Pier Paolo Pasolini est connu et reconnu pour sa poésie iconoclaste, son cinéma poétique et sa pensée subversive. Le penseur italien est moins réputé pour sa philosophie du football. Pourtant, nous gagnerions à relire ses textes si éclairants au regard du football moderne. Pasolini a toujours mené sa vie entre poésie et ballon rond, deux passions qui l’ont jamais quittées, auxquelles il a dédié sa vie.

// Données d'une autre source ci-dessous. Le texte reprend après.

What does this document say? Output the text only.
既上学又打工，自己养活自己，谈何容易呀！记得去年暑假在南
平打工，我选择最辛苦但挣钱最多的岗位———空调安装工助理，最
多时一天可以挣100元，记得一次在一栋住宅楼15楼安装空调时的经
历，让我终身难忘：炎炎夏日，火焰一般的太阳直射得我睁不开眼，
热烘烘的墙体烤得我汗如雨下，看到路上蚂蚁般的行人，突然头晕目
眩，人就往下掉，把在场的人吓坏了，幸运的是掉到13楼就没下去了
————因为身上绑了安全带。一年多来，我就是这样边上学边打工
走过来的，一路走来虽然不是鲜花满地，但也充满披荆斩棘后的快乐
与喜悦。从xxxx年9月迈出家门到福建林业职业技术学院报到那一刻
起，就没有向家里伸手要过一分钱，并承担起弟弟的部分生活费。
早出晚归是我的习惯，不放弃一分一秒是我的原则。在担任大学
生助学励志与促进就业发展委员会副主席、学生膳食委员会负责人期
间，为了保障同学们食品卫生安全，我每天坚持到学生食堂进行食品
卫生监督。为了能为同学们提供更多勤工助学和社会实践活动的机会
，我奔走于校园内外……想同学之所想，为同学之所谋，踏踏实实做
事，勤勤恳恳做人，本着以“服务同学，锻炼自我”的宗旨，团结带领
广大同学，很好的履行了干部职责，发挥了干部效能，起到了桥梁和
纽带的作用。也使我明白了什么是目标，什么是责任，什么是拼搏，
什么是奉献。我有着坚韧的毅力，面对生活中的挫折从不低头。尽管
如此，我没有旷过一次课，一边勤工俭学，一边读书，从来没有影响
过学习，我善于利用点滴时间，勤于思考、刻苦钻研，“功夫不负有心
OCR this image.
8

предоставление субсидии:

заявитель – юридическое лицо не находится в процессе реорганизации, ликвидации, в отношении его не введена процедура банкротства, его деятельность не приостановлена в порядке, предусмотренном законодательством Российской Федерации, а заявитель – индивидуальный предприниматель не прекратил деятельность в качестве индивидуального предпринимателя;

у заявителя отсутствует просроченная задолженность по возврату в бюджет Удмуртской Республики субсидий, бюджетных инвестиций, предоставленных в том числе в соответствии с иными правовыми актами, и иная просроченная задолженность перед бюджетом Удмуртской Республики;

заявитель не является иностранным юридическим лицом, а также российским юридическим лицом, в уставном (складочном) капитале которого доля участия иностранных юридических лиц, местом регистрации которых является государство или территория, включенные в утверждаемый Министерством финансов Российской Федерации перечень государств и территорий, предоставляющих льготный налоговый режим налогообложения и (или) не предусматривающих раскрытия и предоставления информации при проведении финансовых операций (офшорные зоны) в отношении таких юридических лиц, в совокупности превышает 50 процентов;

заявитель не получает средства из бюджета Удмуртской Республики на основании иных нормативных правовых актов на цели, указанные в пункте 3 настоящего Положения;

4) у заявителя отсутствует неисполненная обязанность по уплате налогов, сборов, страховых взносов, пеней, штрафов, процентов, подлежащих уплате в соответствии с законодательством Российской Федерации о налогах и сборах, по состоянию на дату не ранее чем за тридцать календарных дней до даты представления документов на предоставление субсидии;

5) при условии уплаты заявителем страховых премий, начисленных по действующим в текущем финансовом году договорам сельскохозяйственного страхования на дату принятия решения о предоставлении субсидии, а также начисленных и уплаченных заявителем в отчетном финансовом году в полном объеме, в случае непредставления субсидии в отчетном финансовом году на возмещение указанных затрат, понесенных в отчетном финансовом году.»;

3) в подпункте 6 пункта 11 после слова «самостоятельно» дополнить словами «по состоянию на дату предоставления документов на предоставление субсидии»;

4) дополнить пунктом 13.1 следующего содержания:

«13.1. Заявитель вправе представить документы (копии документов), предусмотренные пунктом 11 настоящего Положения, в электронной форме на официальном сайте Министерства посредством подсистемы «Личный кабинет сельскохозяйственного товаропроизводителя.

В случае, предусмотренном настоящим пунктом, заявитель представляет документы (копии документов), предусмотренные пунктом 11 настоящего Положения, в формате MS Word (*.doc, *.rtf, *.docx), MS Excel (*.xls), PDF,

Comme ce jour du 17 mars 1975, quand le journal local parmesan titrait « Bertolucci bat Pasolini ». L’histoire d’un match insolite, organisé pour réconcilier les deux réalisateurs, chacun sur leur tournage à quelques kilomètres l’un de l’autre. Ils décidèrent alors de former leur équipe et de disputer la rencontre sur le rectangle vert de la citadelle de Parme. Bertolucci manquera de fair-play dans cette rencontre en s’entourant presque exclusivement de joueurs semi-professionnels. L’un deux fut le non moins célèbre Carlo Ancelotti. L’entraîneur italien est revenu sur cette partie mythique avec un brin de nostalgie : « Dans le temps, il n’y avait même pas le 4-4-2 ou le 4-3-3, mais c’était beau : mamma mia, comme c’était beau ! C’était la liberté absolue ». Pasolini perdra ce match 5-2 et n’aurait pas caché sa colère noire.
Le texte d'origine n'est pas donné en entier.